Tooth fairies deliver dental health to EFC

Dentists with the Texas Dental Association’s Mission of Mercy work on patients during a pro bono clinic April 10 and 11 at Eastfield. Photo by Jonathan Wences/The Et Cetera.
Dentists with the Texas Dental Association’s Mission of Mercy work on patients during a pro bono clinic April 10 and 11 at Eastfield. Photo by Jonathan Wences/The Et Cetera.
Dentists with the Texas Dental Association’s Mission of Mercy work on patients during a pro bono clinic April 10 and 11 at Eastfield.
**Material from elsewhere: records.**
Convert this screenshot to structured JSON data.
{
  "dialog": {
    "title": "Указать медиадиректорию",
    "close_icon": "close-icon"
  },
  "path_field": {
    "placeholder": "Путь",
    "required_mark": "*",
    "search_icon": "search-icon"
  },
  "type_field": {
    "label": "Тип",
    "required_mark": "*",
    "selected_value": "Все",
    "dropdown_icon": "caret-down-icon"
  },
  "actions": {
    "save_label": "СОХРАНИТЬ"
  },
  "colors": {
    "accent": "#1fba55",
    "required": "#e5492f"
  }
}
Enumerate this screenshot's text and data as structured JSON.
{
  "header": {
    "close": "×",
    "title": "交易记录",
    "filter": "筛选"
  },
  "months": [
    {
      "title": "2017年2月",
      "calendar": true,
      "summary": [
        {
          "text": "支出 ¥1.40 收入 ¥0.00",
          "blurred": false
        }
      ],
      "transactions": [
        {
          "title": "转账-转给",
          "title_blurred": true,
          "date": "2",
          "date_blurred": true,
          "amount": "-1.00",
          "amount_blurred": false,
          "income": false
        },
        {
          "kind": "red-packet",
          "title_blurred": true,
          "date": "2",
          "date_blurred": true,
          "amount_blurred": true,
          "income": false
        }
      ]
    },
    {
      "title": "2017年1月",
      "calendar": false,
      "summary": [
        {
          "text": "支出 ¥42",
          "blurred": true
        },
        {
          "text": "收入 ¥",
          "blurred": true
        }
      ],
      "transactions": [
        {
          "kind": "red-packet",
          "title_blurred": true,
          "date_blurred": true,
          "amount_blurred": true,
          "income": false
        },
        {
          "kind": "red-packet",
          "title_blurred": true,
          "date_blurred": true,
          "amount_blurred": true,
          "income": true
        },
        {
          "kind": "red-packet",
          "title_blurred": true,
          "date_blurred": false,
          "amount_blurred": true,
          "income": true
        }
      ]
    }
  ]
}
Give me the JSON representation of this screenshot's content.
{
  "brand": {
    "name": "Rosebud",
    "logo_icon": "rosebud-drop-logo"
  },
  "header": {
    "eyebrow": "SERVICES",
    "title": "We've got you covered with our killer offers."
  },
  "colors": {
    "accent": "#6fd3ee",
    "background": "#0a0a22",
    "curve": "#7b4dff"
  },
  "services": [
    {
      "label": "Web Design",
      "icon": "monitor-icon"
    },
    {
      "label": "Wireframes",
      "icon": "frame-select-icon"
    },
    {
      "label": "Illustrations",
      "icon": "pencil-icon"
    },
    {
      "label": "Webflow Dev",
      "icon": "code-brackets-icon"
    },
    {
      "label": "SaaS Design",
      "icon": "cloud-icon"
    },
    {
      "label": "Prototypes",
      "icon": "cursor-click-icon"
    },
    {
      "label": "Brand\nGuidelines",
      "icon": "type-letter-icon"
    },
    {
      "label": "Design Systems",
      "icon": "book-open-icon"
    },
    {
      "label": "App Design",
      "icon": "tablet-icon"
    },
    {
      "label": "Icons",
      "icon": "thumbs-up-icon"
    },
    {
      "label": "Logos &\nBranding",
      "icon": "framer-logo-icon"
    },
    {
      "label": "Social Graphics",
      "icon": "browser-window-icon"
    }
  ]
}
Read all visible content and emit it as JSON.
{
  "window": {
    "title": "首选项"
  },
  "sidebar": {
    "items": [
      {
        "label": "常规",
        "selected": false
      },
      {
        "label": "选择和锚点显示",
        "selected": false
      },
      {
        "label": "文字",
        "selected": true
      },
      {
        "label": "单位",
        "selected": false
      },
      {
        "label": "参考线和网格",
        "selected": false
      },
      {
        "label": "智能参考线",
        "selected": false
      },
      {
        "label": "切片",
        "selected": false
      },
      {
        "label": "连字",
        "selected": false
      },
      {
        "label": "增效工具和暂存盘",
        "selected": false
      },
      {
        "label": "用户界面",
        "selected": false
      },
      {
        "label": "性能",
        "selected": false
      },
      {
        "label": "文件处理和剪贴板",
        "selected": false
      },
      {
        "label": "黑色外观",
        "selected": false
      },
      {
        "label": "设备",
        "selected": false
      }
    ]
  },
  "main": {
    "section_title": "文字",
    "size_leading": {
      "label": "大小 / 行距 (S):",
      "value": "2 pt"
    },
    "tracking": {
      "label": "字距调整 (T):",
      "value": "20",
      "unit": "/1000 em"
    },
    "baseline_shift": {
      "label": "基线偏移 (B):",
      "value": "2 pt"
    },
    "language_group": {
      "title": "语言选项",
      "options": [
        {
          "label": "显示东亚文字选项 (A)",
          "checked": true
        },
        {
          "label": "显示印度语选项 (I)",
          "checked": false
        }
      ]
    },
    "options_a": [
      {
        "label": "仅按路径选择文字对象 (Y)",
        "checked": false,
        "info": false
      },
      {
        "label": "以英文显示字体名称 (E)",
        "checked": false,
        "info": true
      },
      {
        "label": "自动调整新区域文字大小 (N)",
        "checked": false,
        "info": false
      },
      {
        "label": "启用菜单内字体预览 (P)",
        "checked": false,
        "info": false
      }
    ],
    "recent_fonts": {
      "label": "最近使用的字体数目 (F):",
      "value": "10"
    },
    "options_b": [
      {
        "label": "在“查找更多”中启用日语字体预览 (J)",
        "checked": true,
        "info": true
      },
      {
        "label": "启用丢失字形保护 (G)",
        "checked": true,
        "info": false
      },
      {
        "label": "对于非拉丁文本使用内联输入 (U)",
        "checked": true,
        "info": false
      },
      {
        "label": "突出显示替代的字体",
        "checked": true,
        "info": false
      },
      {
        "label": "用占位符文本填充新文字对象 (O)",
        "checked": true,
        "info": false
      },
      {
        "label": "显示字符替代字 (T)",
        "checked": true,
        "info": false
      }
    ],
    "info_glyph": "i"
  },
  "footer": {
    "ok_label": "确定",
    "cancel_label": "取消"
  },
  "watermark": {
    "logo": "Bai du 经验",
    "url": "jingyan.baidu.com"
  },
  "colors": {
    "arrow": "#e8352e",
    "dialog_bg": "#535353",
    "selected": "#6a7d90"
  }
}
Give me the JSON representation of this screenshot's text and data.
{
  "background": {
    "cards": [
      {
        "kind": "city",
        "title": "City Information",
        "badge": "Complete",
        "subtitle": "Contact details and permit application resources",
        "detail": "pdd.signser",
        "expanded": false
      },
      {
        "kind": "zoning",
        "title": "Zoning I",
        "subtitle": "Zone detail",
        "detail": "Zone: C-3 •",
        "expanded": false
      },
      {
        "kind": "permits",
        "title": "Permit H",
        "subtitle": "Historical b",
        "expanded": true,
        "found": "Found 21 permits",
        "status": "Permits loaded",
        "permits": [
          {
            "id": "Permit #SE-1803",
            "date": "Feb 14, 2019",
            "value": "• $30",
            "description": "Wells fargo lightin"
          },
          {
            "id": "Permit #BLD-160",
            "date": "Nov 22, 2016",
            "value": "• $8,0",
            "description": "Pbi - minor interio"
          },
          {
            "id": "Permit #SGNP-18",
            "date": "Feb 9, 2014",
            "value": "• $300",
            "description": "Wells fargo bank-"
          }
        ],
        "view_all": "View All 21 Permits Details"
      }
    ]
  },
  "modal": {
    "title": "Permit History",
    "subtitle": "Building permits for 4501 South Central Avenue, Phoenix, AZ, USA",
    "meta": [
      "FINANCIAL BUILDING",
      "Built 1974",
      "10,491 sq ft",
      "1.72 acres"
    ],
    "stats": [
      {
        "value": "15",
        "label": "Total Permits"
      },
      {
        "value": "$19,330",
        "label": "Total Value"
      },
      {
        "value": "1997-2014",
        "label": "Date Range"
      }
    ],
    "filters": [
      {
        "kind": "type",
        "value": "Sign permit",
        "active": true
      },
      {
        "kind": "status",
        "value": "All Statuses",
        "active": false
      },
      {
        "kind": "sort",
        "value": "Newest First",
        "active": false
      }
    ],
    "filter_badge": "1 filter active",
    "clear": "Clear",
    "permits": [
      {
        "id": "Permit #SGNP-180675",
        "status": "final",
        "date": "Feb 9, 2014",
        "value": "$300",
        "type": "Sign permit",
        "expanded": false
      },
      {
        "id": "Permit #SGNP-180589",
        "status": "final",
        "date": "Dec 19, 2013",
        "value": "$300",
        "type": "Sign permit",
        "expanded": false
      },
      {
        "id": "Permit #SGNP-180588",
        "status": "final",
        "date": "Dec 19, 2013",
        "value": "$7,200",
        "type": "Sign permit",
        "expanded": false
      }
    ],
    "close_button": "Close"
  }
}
Photo by Jonathan Wences/The Et Cetera.

By J. Gomez

More than 900 people received $600,00 worth of free dental care at a clinic hosted at Eastfield and conducted by the Texas Dental Association’s Mission of Mercy.

AlexAndria Gladd, program services assistant for the Athletic Department, had two fillings and an extraction performed at the event.

“They were quite thrilled to be examining inside my mouth because I have a supernumerary tooth,” Gladd said. “So after my wisdom teeth were surgically removed, another tooth started to grow up over the top of my regular teeth. That’s like a rare occasion and lots of the dentists hadn’t seen that before.”

The dentists recommended removing the anomaly, but Gladd wouldn’t hear of it.

“Dr. Rainwater informed me that it is a sign of great intelligence, and then they told me they wanted to remove it and I said, ‘Oh, no no no no. Not that one. Take this funky one down here I’ve had for years; that one’s wearing out,’” Gladd said. “I said, “Oh, no. I’m going to take care of it, brush it, of course, now that I know it’s the brains of this operation.”

The two-day event took place April 10 and 11 in the P building.

The Mission of Mercy is a mobile dental clinic with volunteers who work their way through Texas providing dental services such as cleanings, fillings and extractions for the uninsured.

Richard Smith, Texas Dental Association Smiles Foundation board member, and Don Lutes, board chairman, supervised the event, where 119 dentists treated 905 patients.

 

AlexAndria Gladd’s refused to let dentists remove her supernumerary tooth. Stormy Wallbrecher/The Et Cetera.
AlexAndria Gladd’s refused to let dentists remove her supernumerary tooth. Stormy Wallbrecher/The Et Cetera.

“The mission here is to help those who have no access to care get out of pain or do something to prevent pain,” Smith said.

Mission of Mercy started in 2001. Lutes, in his third year as chairman of the foundation, said the Eastfield event was the 60th event that he and Smith have worked on together.

“The dentists that come to these, we pay our own way. We don’t get paid a penny to do any of this,” Lutes said, “I’m from Fort Worth now, but I used to be out from East Texas. We have people from Texarkana, Houston, Austin, San Antonio, El Paso, all over the state.”

Board members meet in Austin and plan events across the state.

“Right now we are setting up the events for 2016 and 2017,” Lutes said. “We’re doing four a year, and we try and spread it out and get as much of the state covered as we can.”

For those who missed the clinic, the foundation has events June 19-20 in Texarkana, Sept. 18-19 in Lubbock and Oct. 30-31 in Abilene.

“If somebody wants to come in from San Antonio or Arkansas, if they’re willing to stand in line, we’re going to see them,” Lutes said, “So there’s no requirement other than being willing to wait your turn.”